AB, göç konusunda Türkiye’den ne beklemekte?
Yiğit KADER
[email protected]
Hem uluslararası hem de Türk medyasında, parlementolarda, sokaklarda, evlerde, kısacası neredeyse her platformda göç akınlarının bu yıl almış olduğu muazzam boyut ve göç yolculuğu esnasında yaşanan trajedilerin büyüklüğü konuşulmakta aylardır. Özellikle de Türkiye üzerinden AB’ye yönelmiş olan, çoğunluğunu Suriyeli ve Afganların oluşturduğu göç dalgası.
Bu bağlamda son dönemde göç konusunda AB tarafından gelen açıklamalara bakıldığında verilen mesajların ortak noktası, yaşanmakta olan insalık trajedisinin ciddiyetini artık AB ülkelerinin anlamış olduğu ve bu konuda çok daha etkili adımlar atılacağı şeklinde görünüyor.

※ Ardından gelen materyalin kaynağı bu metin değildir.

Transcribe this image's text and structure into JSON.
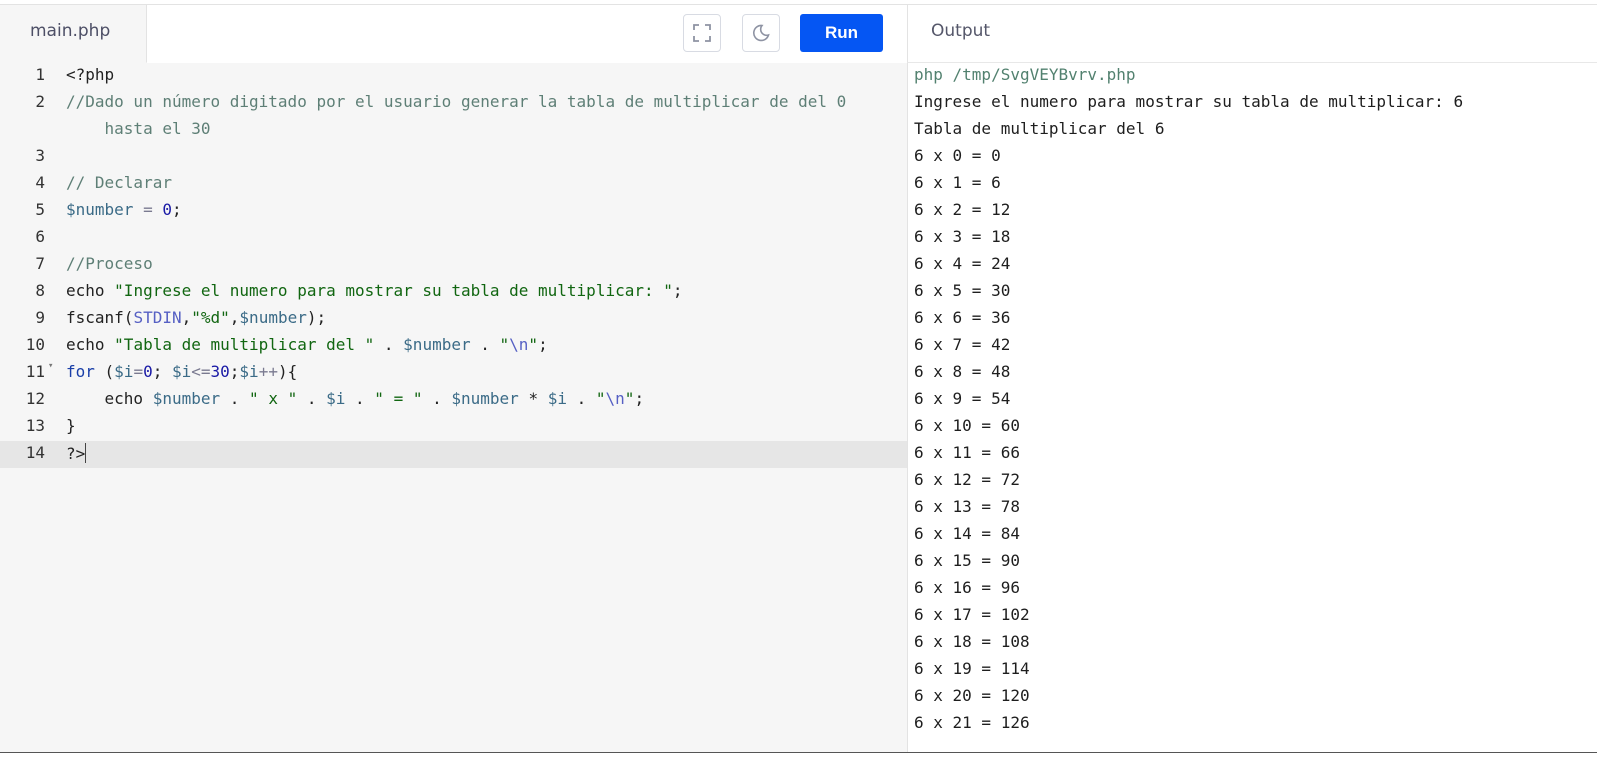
{
  "editor": {
    "file_tab": "main.php",
    "lines": [
      {
        "n": "1",
        "tokens": [
          {
            "t": "<?php",
            "c": "plain"
          }
        ]
      },
      {
        "n": "2",
        "tokens": [
          {
            "t": "//Dado un número digitado por el usuario generar la tabla de multiplicar de del 0",
            "c": "cmt"
          }
        ]
      },
      {
        "n": "",
        "tokens": [
          {
            "t": "    hasta el 30",
            "c": "cmt"
          }
        ]
      },
      {
        "n": "3",
        "tokens": []
      },
      {
        "n": "4",
        "tokens": [
          {
            "t": "// Declarar",
            "c": "cmt"
          }
        ]
      },
      {
        "n": "5",
        "tokens": [
          {
            "t": "$number",
            "c": "var"
          },
          {
            "t": " = ",
            "c": "op"
          },
          {
            "t": "0",
            "c": "num"
          },
          {
            "t": ";",
            "c": "plain"
          }
        ]
      },
      {
        "n": "6",
        "tokens": []
      },
      {
        "n": "7",
        "tokens": [
          {
            "t": "//Proceso",
            "c": "cmt"
          }
        ]
      },
      {
        "n": "8",
        "tokens": [
          {
            "t": "echo ",
            "c": "plain"
          },
          {
            "t": "\"Ingrese el numero para mostrar su tabla de multiplicar: \"",
            "c": "str"
          },
          {
            "t": ";",
            "c": "plain"
          }
        ]
      },
      {
        "n": "9",
        "tokens": [
          {
            "t": "fscanf(",
            "c": "plain"
          },
          {
            "t": "STDIN",
            "c": "const"
          },
          {
            "t": ",",
            "c": "plain"
          },
          {
            "t": "\"%d\"",
            "c": "str"
          },
          {
            "t": ",",
            "c": "plain"
          },
          {
            "t": "$number",
            "c": "var"
          },
          {
            "t": ");",
            "c": "plain"
          }
        ]
      },
      {
        "n": "10",
        "tokens": [
          {
            "t": "echo ",
            "c": "plain"
          },
          {
            "t": "\"Tabla de multiplicar del \"",
            "c": "str"
          },
          {
            "t": " . ",
            "c": "plain"
          },
          {
            "t": "$number",
            "c": "var"
          },
          {
            "t": " . ",
            "c": "plain"
          },
          {
            "t": "\"",
            "c": "str"
          },
          {
            "t": "\\n",
            "c": "esc"
          },
          {
            "t": "\"",
            "c": "str"
          },
          {
            "t": ";",
            "c": "plain"
          }
        ]
      },
      {
        "n": "11",
        "fold": "true",
        "tokens": [
          {
            "t": "for",
            "c": "kw"
          },
          {
            "t": " (",
            "c": "plain"
          },
          {
            "t": "$i",
            "c": "var"
          },
          {
            "t": "=",
            "c": "op"
          },
          {
            "t": "0",
            "c": "num"
          },
          {
            "t": "; ",
            "c": "plain"
          },
          {
            "t": "$i",
            "c": "var"
          },
          {
            "t": "<=",
            "c": "op"
          },
          {
            "t": "30",
            "c": "num"
          },
          {
            "t": ";",
            "c": "plain"
          },
          {
            "t": "$i",
            "c": "var"
          },
          {
            "t": "++",
            "c": "op"
          },
          {
            "t": "){",
            "c": "plain"
          }
        ]
      },
      {
        "n": "12",
        "tokens": [
          {
            "t": "    echo ",
            "c": "plain"
          },
          {
            "t": "$number",
            "c": "var"
          },
          {
            "t": " . ",
            "c": "plain"
          },
          {
            "t": "\" x \"",
            "c": "str"
          },
          {
            "t": " . ",
            "c": "plain"
          },
          {
            "t": "$i",
            "c": "var"
          },
          {
            "t": " . ",
            "c": "plain"
          },
          {
            "t": "\" = \"",
            "c": "str"
          },
          {
            "t": " . ",
            "c": "plain"
          },
          {
            "t": "$number",
            "c": "var"
          },
          {
            "t": " * ",
            "c": "plain"
          },
          {
            "t": "$i",
            "c": "var"
          },
          {
            "t": " . ",
            "c": "plain"
          },
          {
            "t": "\"",
            "c": "str"
          },
          {
            "t": "\\n",
            "c": "esc"
          },
          {
            "t": "\"",
            "c": "str"
          },
          {
            "t": ";",
            "c": "plain"
          }
        ]
      },
      {
        "n": "13",
        "tokens": [
          {
            "t": "}",
            "c": "plain"
          }
        ]
      },
      {
        "n": "14",
        "active": "true",
        "tokens": [
          {
            "t": "?>",
            "c": "plain"
          }
        ]
      }
    ]
  },
  "toolbar": {
    "fullscreen_icon": "fullscreen-icon",
    "theme_icon": "moon-icon",
    "run_label": "Run"
  },
  "output": {
    "title": "Output",
    "command": "php /tmp/SvgVEYBvrv.php",
    "lines": [
      "Ingrese el numero para mostrar su tabla de multiplicar: 6",
      "Tabla de multiplicar del 6",
      "6 x 0 = 0",
      "6 x 1 = 6",
      "6 x 2 = 12",
      "6 x 3 = 18",
      "6 x 4 = 24",
      "6 x 5 = 30",
      "6 x 6 = 36",
      "6 x 7 = 42",
      "6 x 8 = 48",
      "6 x 9 = 54",
      "6 x 10 = 60",
      "6 x 11 = 66",
      "6 x 12 = 72",
      "6 x 13 = 78",
      "6 x 14 = 84",
      "6 x 15 = 90",
      "6 x 16 = 96",
      "6 x 17 = 102",
      "6 x 18 = 108",
      "6 x 19 = 114",
      "6 x 20 = 120",
      "6 x 21 = 126"
    ]
  },
  "colors": {
    "run_button": "#0556f3",
    "comment": "#5e7f76",
    "string": "#116611",
    "variable": "#3b6b87"
  }
}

Ancak açıklamalar genelde bu manaya gelen cümleler içermekle birlikte, yapılan tartışmalar halen, AB’nin göç konusuna klasik yaklaşımından sapma göstermeden, mültecileri AB sınırlarından girmeden durdurmaya odaklanan önlemler üzerinden sürmekte.

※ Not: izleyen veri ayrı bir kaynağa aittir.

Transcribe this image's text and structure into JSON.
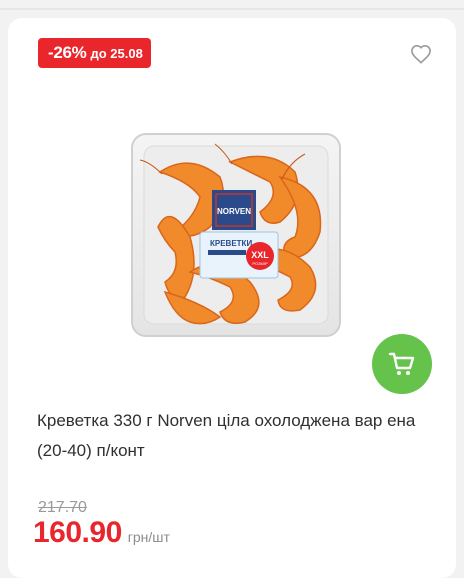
{
  "badge": {
    "discount": "-26%",
    "until": "до 25.08"
  },
  "product": {
    "title": "Креветка 330 г Norven ціла охолоджена вар ена (20-40) п/конт",
    "package_brand": "NORVEN",
    "package_name": "КРЕВЕТКИ",
    "package_size": "XXL",
    "package_size_sub": "РОЗМІР"
  },
  "price": {
    "old": "217.70",
    "current": "160.90",
    "unit": "грн/шт"
  },
  "icons": {
    "favorite": "heart-outline-icon",
    "cart": "cart-icon"
  },
  "colors": {
    "accent_red": "#e8262c",
    "cart_green": "#65c24a"
  }
}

Geçtiğimiz hafta Brüksel’de gerçekleşen AB liderleri acil durum zirvesindeki tartışmalar ve sonrasındaki açıklamalar da farklılık göstermedi. Kimilerince başarılı geçtiği ve AB liderlerinin ortak bir anlayışa varmalarını sağladığı söylenen zirveden(1) çıkan sonuçlara baktığımızda hala kapsamlı bir çözümün görünürde olmadığı ve odakta mültecilerin AB’ye yolculuğunun durdurulması olduğu anlaşılıyor. Bölgedeki mülteci nüfusun insan hakları temelli bir şekilde nasıl paylaşılabileceği, paylaşılacak mülteci nüfusun entegrasyonlarının en insancıl şekilde nasıl sağlanabileceği veya mülteciliğin temel sebeplerinin ortadan kalkması için uzun vadede neler yapılabileceği zirvede tartışılan konular arasında değildi.

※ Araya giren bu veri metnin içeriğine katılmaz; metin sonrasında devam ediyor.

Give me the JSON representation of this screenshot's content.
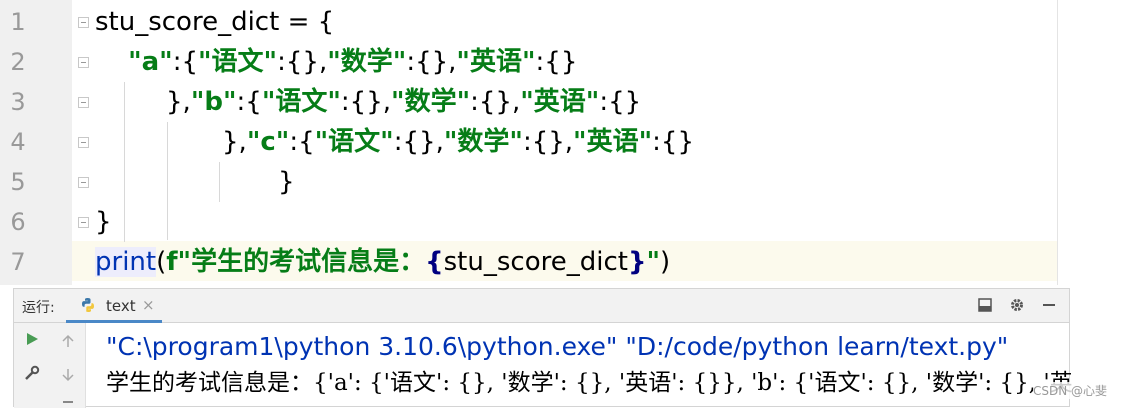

Tartışılan ve üzerinde anlaşmaya varılan önlemler temel olarak Yunanistan, Bulgaristan ve İtalya gibi ilk varış ülkelerindeki kayıt ve parmak izi alma kapasitesini güçlendirmeyi ve AB’ye geçme ihtimali bulunan mültecilerin yaşamakta ve transit geçmekte olduğu üçüncü ülkelere mali yardım yapmayı içeriyor. Sene başında AB’nin tartıştığı ve göçmen kaçakçılığında kullanılan tekne ve gemilerin batırılmasını da içeren önlemlerle kıyaslandığında insancıl yönde olumlu yönde bir gelişmenin izleri olduğu yadsınamaz. Fakat, yukarıda da belirtildiği gibi, ana hedef halen mültecilere koruma sağlanması değil, üçüncü ülkelerde durdurulmaları. En yüksek Suriyeli mülteci nüfusa sahip olan ve AB’ye geçişte Suriyeli ve Afgan mülteciler için en önemli trasit ülke konumunda olan Türkiye de doğal olarak zirvedeki tartışmaların merkezindeydi. Türkiye’nin payına da bir milyar Euro’luk mali yardım çıktı, ayrıca Türkiye’de faaliyet gösteren uluslararası kuruluşlara da ek fon. Türkiye tarafı beklendiği gibi bu sonucu hiç de tatmin edici bulmadı ve, mülteci krizinin çok ötesinde siyasi hesap ve riskleri içeren, Suriye içerisinde güvenli ve uçuşa yasak bölge teklifini, mülteciler için güvenli bir barınma alternatifi sunabilirmişcesine, tekrarladı.(2)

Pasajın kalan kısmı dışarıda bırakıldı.